- Born: 7 November 1927 Chittagong, Bengal Presidency, British India
- Died: 23 December 2007 (aged 80) Dhaka, Bangladesh
- Spouse: Jowshan Ara Rahman ​(m. 1952)​

= Mahbub Ul Alam Choudhury =

Mahbub Ul Alam Choudhury (7 November 1927 – 23 December 2007) was a Bangladeshi poet, journalist, and activist in the Bengali language movement. He wrote the first poem on the Bengali Language Movement. He was awarded the Ekushey Padak in 2009 by the government of Bangladesh.

==Early life==
Choudhury was born on 7 November 1927 in Gohira, Raozan Upazila, Chittagong District, East Bengal, British India, to Ahmadur Rahman Chowdhury and Rowshan Ara Begum. He passed the Entrance Examination with distinction from Gohira High School in 1947. He could not finish his studies at Chittagong College due to political reasons. He was a member of the Students Federation, an organisation for Muslim students.

== Career ==
Choudhury got involved in politics very early in his life. In 1942 he joined the Quit India movement against the British regime. In 1945, he participated in the Bengal Provincial Students Summit, where he came upon with the famous Bengali literature writers of that time. He went across the rural areas during the political turmoil in 1946. He also became the secretary of the first ever Nazrul anniversary in Chittagong.
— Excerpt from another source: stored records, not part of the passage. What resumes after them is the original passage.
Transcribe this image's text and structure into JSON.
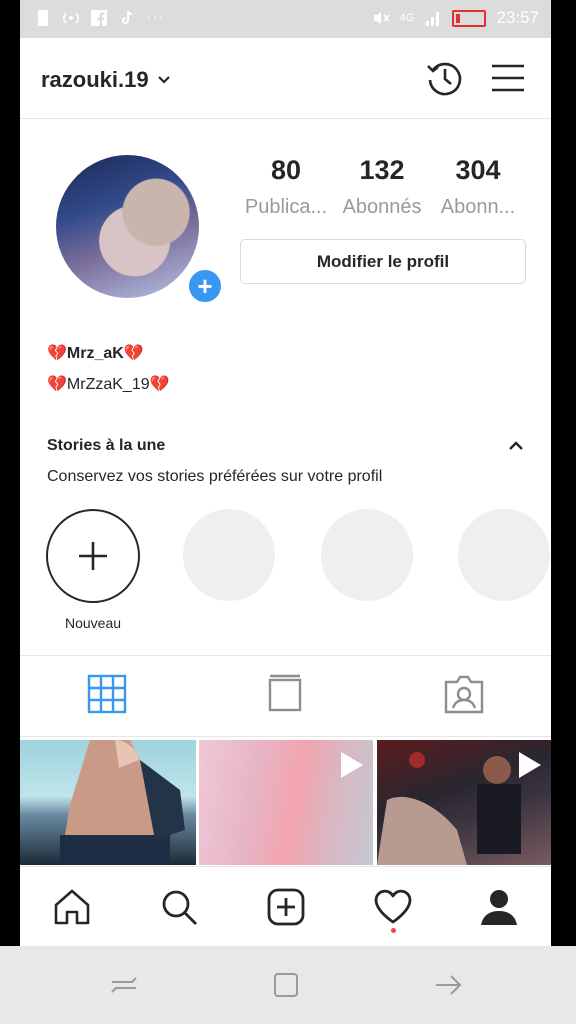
{
  "status_bar": {
    "network": "4G",
    "time": "23:57",
    "battery_color": "#e03030"
  },
  "header": {
    "username": "razouki.19"
  },
  "profile": {
    "stats": [
      {
        "value": "80",
        "label": "Publica..."
      },
      {
        "value": "132",
        "label": "Abonnés"
      },
      {
        "value": "304",
        "label": "Abonn..."
      }
    ],
    "edit_button": "Modifier le profil",
    "bio_name": "Mrz_aK",
    "bio_handle": "MrZzaK_19",
    "heart_glyph": "💔"
  },
  "stories": {
    "title": "Stories à la une",
    "subtitle": "Conservez vos stories préférées sur votre profil",
    "new_label": "Nouveau"
  },
  "tabs": [
    "grid-icon",
    "igtv-icon",
    "tagged-icon"
  ],
  "accent_color": "#3897f0",
  "bottom_nav": [
    "home-icon",
    "search-icon",
    "add-post-icon",
    "activity-heart-icon",
    "profile-icon"
  ]
}
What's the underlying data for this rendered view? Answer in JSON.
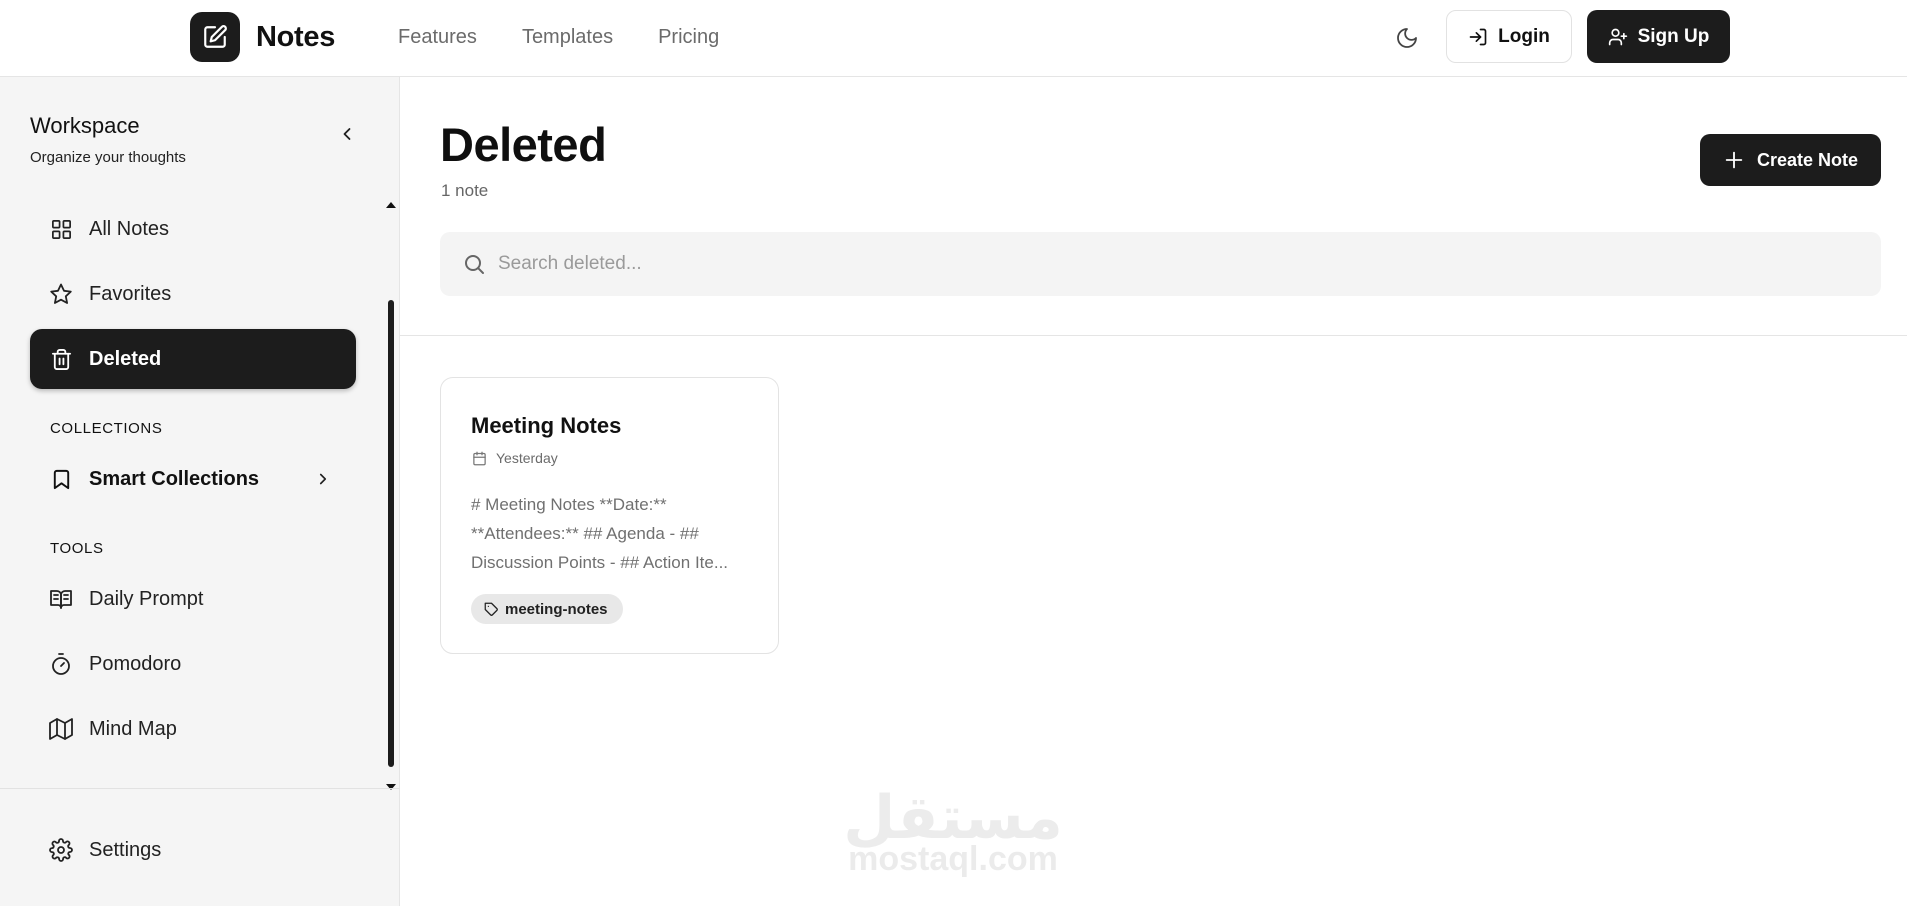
{
  "header": {
    "brand_name": "Notes",
    "nav_links": [
      "Features",
      "Templates",
      "Pricing"
    ],
    "login_label": "Login",
    "signup_label": "Sign Up"
  },
  "sidebar": {
    "title": "Workspace",
    "subtitle": "Organize your thoughts",
    "items": [
      {
        "label": "All Notes",
        "icon": "grid-icon"
      },
      {
        "label": "Favorites",
        "icon": "star-icon"
      },
      {
        "label": "Deleted",
        "icon": "trash-icon",
        "active": true
      }
    ],
    "collections_label": "COLLECTIONS",
    "smart_collections_label": "Smart Collections",
    "tools_label": "TOOLS",
    "tools": [
      {
        "label": "Daily Prompt",
        "icon": "book-open-icon"
      },
      {
        "label": "Pomodoro",
        "icon": "timer-icon"
      },
      {
        "label": "Mind Map",
        "icon": "map-icon"
      }
    ],
    "settings_label": "Settings"
  },
  "main": {
    "title": "Deleted",
    "count": "1 note",
    "create_label": "Create Note",
    "search_placeholder": "Search deleted...",
    "notes": [
      {
        "title": "Meeting Notes",
        "date": "Yesterday",
        "preview": "# Meeting Notes **Date:** **Attendees:** ## Agenda - ## Discussion Points - ## Action Ite...",
        "tag": "meeting-notes"
      }
    ]
  },
  "watermark": {
    "arabic": "مستقل",
    "latin": "mostaql.com"
  },
  "colors": {
    "accent": "#1c1c1c",
    "sidebar_bg": "#f5f5f5",
    "search_bg": "#f4f4f4",
    "tag_bg": "#e8e8e8"
  }
}
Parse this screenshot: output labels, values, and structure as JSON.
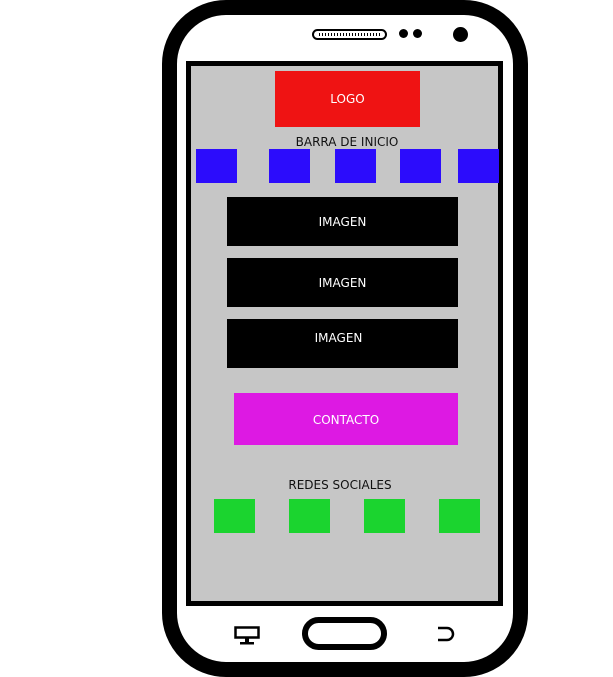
{
  "header": {
    "logo_label": "LOGO",
    "nav_bar_label": "BARRA DE INICIO"
  },
  "nav_buttons": [
    "",
    "",
    "",
    "",
    ""
  ],
  "images": [
    {
      "label": "IMAGEN"
    },
    {
      "label": "IMAGEN"
    },
    {
      "label": "IMAGEN"
    }
  ],
  "contact": {
    "label": "CONTACTO"
  },
  "social": {
    "label": "REDES SOCIALES",
    "buttons": [
      "",
      "",
      "",
      ""
    ]
  },
  "colors": {
    "logo": "#ef1313",
    "nav": "#2c0cfc",
    "image": "#000000",
    "contact": "#dd19e3",
    "social": "#1bd42f",
    "screen": "#c6c6c6"
  },
  "icons": [
    "speaker-icon",
    "camera-icon",
    "recent-apps-icon",
    "home-button",
    "back-icon"
  ]
}
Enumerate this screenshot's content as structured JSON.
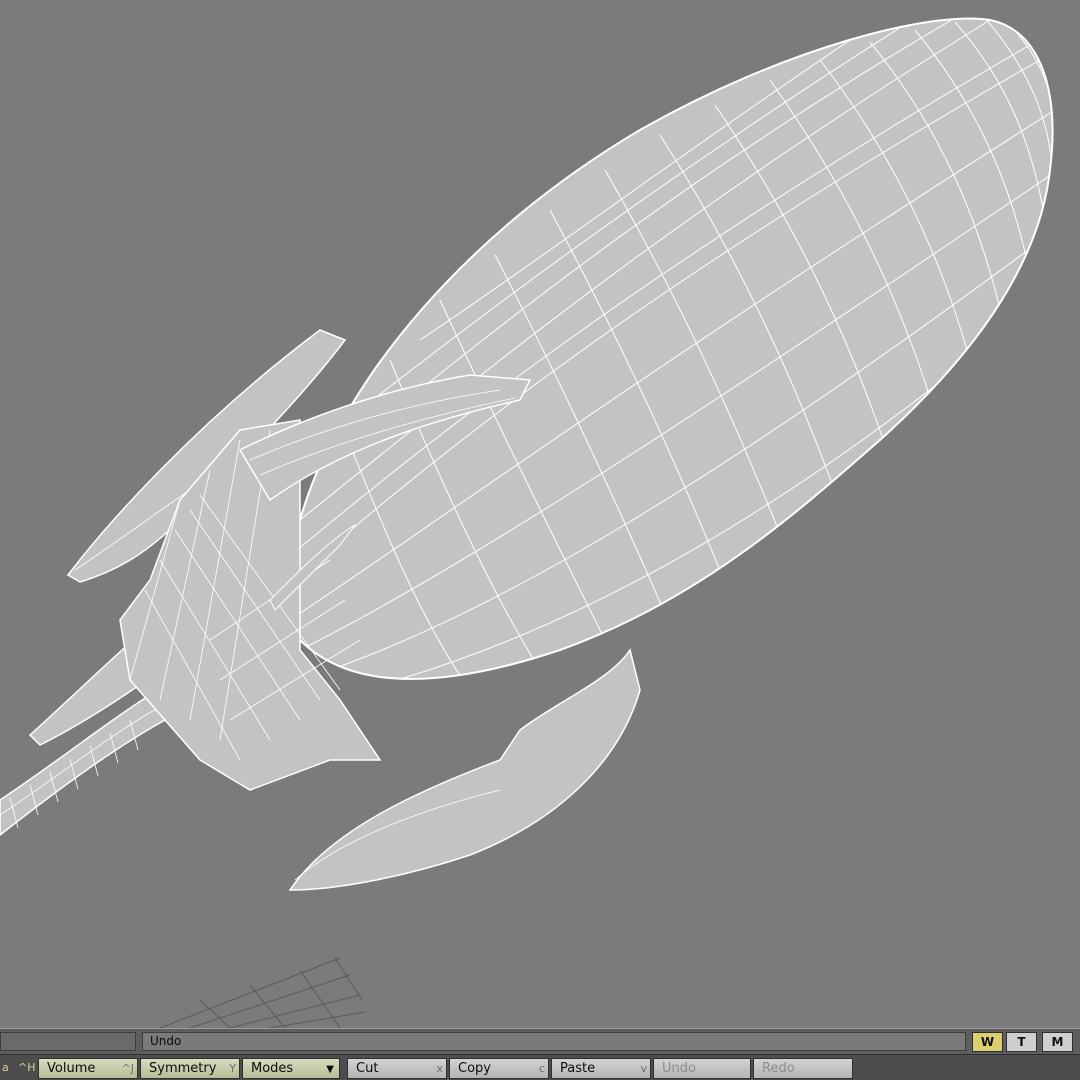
{
  "status": {
    "message": "Undo",
    "layout_buttons": [
      {
        "label": "W",
        "active": true
      },
      {
        "label": "T",
        "active": false
      },
      {
        "label": "M",
        "active": false
      }
    ]
  },
  "toolbar": {
    "left_key_1": "a",
    "left_key_2": "^H",
    "volume": {
      "label": "Volume",
      "key": "^J"
    },
    "symmetry": {
      "label": "Symmetry",
      "key": "Y"
    },
    "modes": {
      "label": "Modes",
      "arrow": "▼"
    },
    "cut": {
      "label": "Cut",
      "key": "x"
    },
    "copy": {
      "label": "Copy",
      "key": "c"
    },
    "paste": {
      "label": "Paste",
      "key": "v"
    },
    "undo": {
      "label": "Undo"
    },
    "redo": {
      "label": "Redo"
    }
  },
  "colors": {
    "viewport_bg": "#7b7b7b",
    "mesh_fill": "#c3c3c3",
    "wire": "#ffffff",
    "active_button": "#dccf6e"
  }
}
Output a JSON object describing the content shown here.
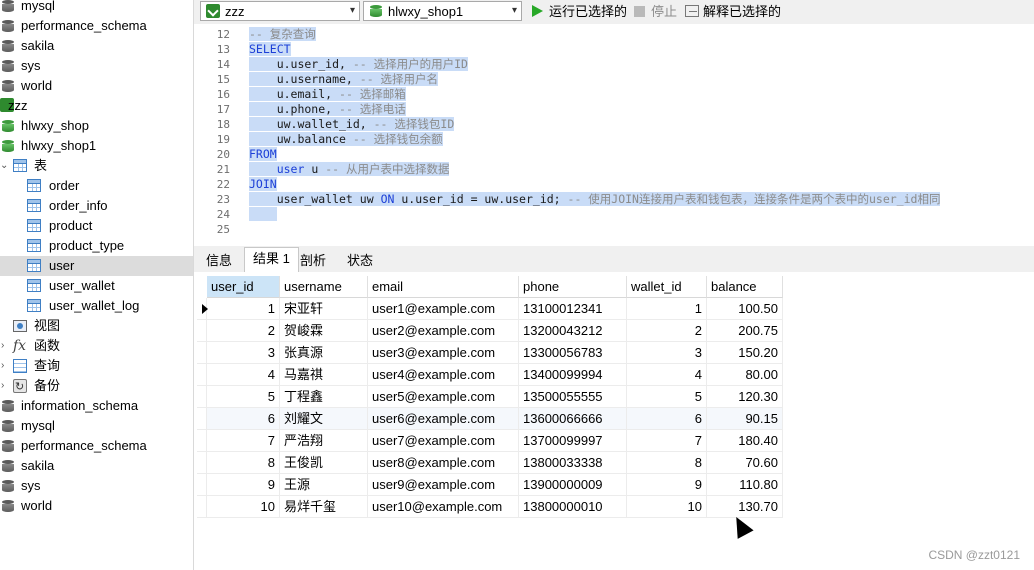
{
  "sidebar": {
    "top_dbs": [
      "mysql",
      "performance_schema",
      "sakila",
      "sys",
      "world"
    ],
    "connection": "zzz",
    "conn_dbs": [
      "hlwxy_shop",
      "hlwxy_shop1"
    ],
    "tables_label": "表",
    "tables": [
      "order",
      "order_info",
      "product",
      "product_type",
      "user",
      "user_wallet",
      "user_wallet_log"
    ],
    "selected_table": "user",
    "views_label": "视图",
    "functions_label": "函数",
    "queries_label": "查询",
    "backups_label": "备份",
    "bottom_dbs": [
      "information_schema",
      "mysql",
      "performance_schema",
      "sakila",
      "sys",
      "world"
    ]
  },
  "toolbar": {
    "connection_value": "zzz",
    "database_value": "hlwxy_shop1",
    "run_selected_label": "运行已选择的",
    "stop_label": "停止",
    "explain_selected_label": "解释已选择的"
  },
  "editor": {
    "line_numbers": [
      "12",
      "13",
      "14",
      "15",
      "16",
      "17",
      "18",
      "19",
      "20",
      "21",
      "22",
      "23",
      "24",
      "25"
    ],
    "lines": [
      {
        "code": "",
        "comment": "-- 复杂查询"
      },
      {
        "kw": "SELECT"
      },
      {
        "code": "    u.user_id, ",
        "comment": "-- 选择用户的用户ID"
      },
      {
        "code": "    u.username, ",
        "comment": "-- 选择用户名"
      },
      {
        "code": "    u.email, ",
        "comment": "-- 选择邮箱"
      },
      {
        "code": "    u.phone, ",
        "comment": "-- 选择电话"
      },
      {
        "code": "    uw.wallet_id, ",
        "comment": "-- 选择钱包ID"
      },
      {
        "code": "    uw.balance ",
        "comment": "-- 选择钱包余额"
      },
      {
        "kw": "FROM"
      },
      {
        "code": "    ",
        "kw2": "user",
        "code2": " u ",
        "comment": "-- 从用户表中选择数据"
      },
      {
        "kw": "JOIN"
      },
      {
        "code": "    user_wallet uw ",
        "kw2": "ON",
        "code2": " u.user_id = uw.user_id; ",
        "comment": "-- 使用JOIN连接用户表和钱包表，连接条件是两个表中的user_id相同"
      },
      {
        "code": "    "
      },
      {
        "code": ""
      }
    ]
  },
  "result_tabs": [
    "信息",
    "结果 1",
    "剖析",
    "状态"
  ],
  "active_tab": "结果 1",
  "grid": {
    "columns": [
      "user_id",
      "username",
      "email",
      "phone",
      "wallet_id",
      "balance"
    ],
    "rows": [
      [
        "1",
        "宋亚轩",
        "user1@example.com",
        "13100012341",
        "1",
        "100.50"
      ],
      [
        "2",
        "贺峻霖",
        "user2@example.com",
        "13200043212",
        "2",
        "200.75"
      ],
      [
        "3",
        "张真源",
        "user3@example.com",
        "13300056783",
        "3",
        "150.20"
      ],
      [
        "4",
        "马嘉祺",
        "user4@example.com",
        "13400099994",
        "4",
        "80.00"
      ],
      [
        "5",
        "丁程鑫",
        "user5@example.com",
        "13500055555",
        "5",
        "120.30"
      ],
      [
        "6",
        "刘耀文",
        "user6@example.com",
        "13600066666",
        "6",
        "90.15"
      ],
      [
        "7",
        "严浩翔",
        "user7@example.com",
        "13700099997",
        "7",
        "180.40"
      ],
      [
        "8",
        "王俊凯",
        "user8@example.com",
        "13800033338",
        "8",
        "70.60"
      ],
      [
        "9",
        "王源",
        "user9@example.com",
        "13900000009",
        "9",
        "110.80"
      ],
      [
        "10",
        "易烊千玺",
        "user10@example.com",
        "13800000010",
        "10",
        "130.70"
      ]
    ]
  },
  "watermark": "CSDN @zzt0121"
}
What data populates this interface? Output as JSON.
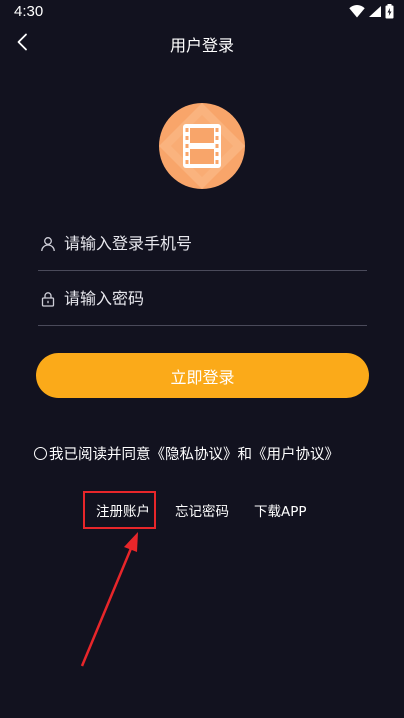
{
  "status_bar": {
    "time": "4:30"
  },
  "nav": {
    "title": "用户登录",
    "back_icon": "chevron-left-icon"
  },
  "logo": {
    "icon": "film-icon",
    "color": "#f8a56a"
  },
  "form": {
    "phone_placeholder": "请输入登录手机号",
    "password_placeholder": "请输入密码",
    "login_label": "立即登录"
  },
  "agreement": {
    "prefix": "我已阅读并同意",
    "privacy": "《隐私协议》",
    "and": "和",
    "user": "《用户协议》"
  },
  "links": {
    "register": "注册账户",
    "forgot": "忘记密码",
    "download": "下载APP"
  },
  "colors": {
    "background": "#12121f",
    "accent": "#fbaa19",
    "annotation": "#e8262a"
  }
}
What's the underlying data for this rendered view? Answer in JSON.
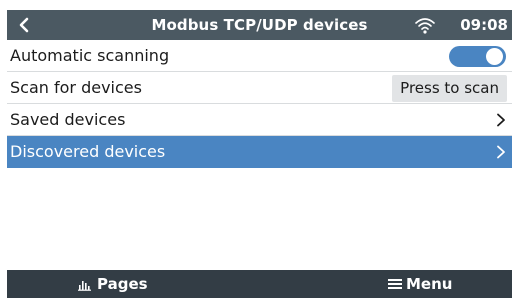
{
  "header": {
    "title": "Modbus TCP/UDP devices",
    "time": "09:08",
    "icons": [
      "back-chevron-icon",
      "wifi-icon"
    ]
  },
  "rows": [
    {
      "label": "Automatic scanning",
      "control": "toggle",
      "toggle_on": true
    },
    {
      "label": "Scan for devices",
      "control": "button",
      "button_label": "Press to scan"
    },
    {
      "label": "Saved devices",
      "control": "chevron"
    },
    {
      "label": "Discovered devices",
      "control": "chevron",
      "selected": true
    }
  ],
  "footer": {
    "pages_label": "Pages",
    "menu_label": "Menu",
    "icons": [
      "bar-chart-icon",
      "hamburger-icon"
    ]
  },
  "colors": {
    "header_bg": "#4b5962",
    "footer_bg": "#333d45",
    "accent": "#4a85c2",
    "button_bg": "#e2e4e6"
  }
}
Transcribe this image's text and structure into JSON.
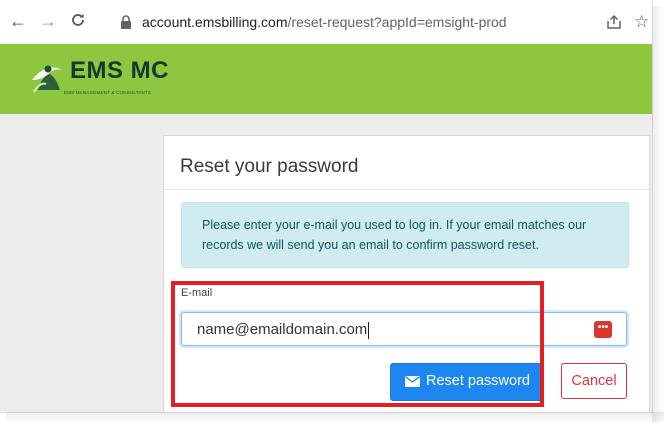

After the formation of Pakistan in 1947, Choudhury formed a monthly magazine Shimanto. He protested against the killing of protesting farmers at Halda River by the Pakistan government. He attended the World Peace Conference in Kolkata at the Deshbandhu Park. Shimanto was in publication till 1952.

Choudhury was involved in the language movement from 1948 to 1956. He organized protests in 1950 against the government of Pakistan for not making Bengali a national language. He joined the a youth conference in 1951 that led to the establishment of the East Pakistan Jubo League. In 1952 he was in the Chittagong State Language Action Committee. On February 21, after knowing the police incident at Dhaka University, he immediately wrote the poem Kadte Asini, Phansir Dabi Niye Esechhi which is the first poem of the movement. The poem was banned by the government of Pakistan. He was a central committee member and secretary of the Chittagong District unit of the Ganotontri Dal, a secular party established in 1953.

Chowdhury was the founding secretary of the "Bishwa Shanti Porishad" (World Peace Council) and "Shanti Fauj" (Peace Corp) to take a stand against communal riots in Chittagong. He campaigned for the United Front in 1954. He retired from politics in 1965. He participated in the Kagmari Conference in 1957. He established Gohira Degree College in 1968.

After the independence of Bangladesh in 1971, Chowdhury was appointed chairman of the editorial board of Daily Swadhinata, published from Chittagong from 1972 to 1982. He founded Kristi Kendra and Sahittya Baithak, monthly magazine, in Chittagong. He moved to Dhaka in 1975.

== Personal life ==
Chowdhury married Jowshan Ara Rahman (1936–2024) on 10 October 1952. She worked as the chief of the Women's Development Programme in UNICEF Bangladesh from 1979 until 1996.

=== Death and legacy ===
Chowdhury died on 23 December 2007 in United Hospital, Dhaka. He was posthumously awarded the Ekushey Padak in 2009.